Other Interesting/Important Features of Human Genome:
For more interesting features of human genome, refer Table 12.3.
i. It is surprising to note that the number of genes found in humans is only twice that present in the roundworm (19,099) and thrice that of fruit fly (13,001).
ii. Around 200 genes appear to have been derived from bacteria by lateral transfer. Surprisingly, none of these genes are present in non-vertebrate eukaryotes.
iii. The proteins encoded by human genes are more complex than that of invertebrates.
iv. The flood of the data of human genome projects will be highly useful for bioinformatics and biotechnology.
Genomes of Some Other Organisms Sequenced:
Sequencing of genomes is not confined to humans. For obvious reasons and significance, human genome sequencing attracted worldwide attention. In fact, the first genome sequence of the bacteriophage QX174 was determined in 1977. Yeast was the first eukaryotic organism to be sequenced (1986). Recently, the mouse, an animal model closest to human has been sequenced. A selected list of genomes that have been sequenced is given in Table 12.5.
Ethics and Human Genome:
The research on human genomes will make very sensitive data available that will affect the personal and private lives of individuals. For instance, once it is known that a person carries genes for an incurable disease, what would be the strategy of an insurance company? How will the society treat him/her?

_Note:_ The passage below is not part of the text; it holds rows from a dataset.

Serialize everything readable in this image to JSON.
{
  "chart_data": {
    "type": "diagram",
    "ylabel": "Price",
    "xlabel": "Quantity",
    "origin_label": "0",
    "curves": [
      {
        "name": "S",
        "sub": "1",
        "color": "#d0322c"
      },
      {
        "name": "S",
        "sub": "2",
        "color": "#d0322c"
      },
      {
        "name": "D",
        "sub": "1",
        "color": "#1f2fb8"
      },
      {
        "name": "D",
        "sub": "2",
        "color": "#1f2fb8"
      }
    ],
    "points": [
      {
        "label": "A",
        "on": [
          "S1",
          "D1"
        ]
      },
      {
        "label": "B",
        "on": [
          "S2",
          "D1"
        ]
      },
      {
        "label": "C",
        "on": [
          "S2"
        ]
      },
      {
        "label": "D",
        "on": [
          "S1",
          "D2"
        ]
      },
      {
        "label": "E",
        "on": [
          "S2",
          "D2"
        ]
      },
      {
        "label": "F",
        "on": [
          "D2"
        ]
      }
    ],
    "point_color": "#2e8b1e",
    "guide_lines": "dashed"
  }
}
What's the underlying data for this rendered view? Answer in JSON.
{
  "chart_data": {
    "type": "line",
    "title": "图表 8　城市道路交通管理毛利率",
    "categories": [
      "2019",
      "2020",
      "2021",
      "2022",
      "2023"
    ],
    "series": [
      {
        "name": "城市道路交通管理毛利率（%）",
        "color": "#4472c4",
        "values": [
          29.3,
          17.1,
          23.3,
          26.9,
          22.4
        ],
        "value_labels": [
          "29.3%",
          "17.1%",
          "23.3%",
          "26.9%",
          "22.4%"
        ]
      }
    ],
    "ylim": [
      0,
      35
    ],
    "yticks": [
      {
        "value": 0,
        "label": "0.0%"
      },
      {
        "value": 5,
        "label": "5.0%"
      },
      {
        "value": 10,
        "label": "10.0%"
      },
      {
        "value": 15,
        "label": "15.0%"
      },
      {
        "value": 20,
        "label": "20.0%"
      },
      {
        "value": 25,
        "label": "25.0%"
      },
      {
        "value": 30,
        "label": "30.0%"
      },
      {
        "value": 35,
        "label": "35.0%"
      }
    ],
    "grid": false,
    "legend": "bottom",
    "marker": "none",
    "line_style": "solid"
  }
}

There is a possibility that individuals with substandard genome sequences may be discriminated. Human genome results may also promote racial discrimination categorizing the people with good and bad genome sequences. Considering the gravity of ethics related to a human genome, about 3% of the HGP budget was earmarked for ethical research.
In the 1990s, there was a move by some scientists to patent the genes they discovered. This created an uproar in the public and scientific community. Fortunately, the idea of patenting genes (of human genome sequencing) was dropped. The fear still exists that genetic information will be used for commercial purposes.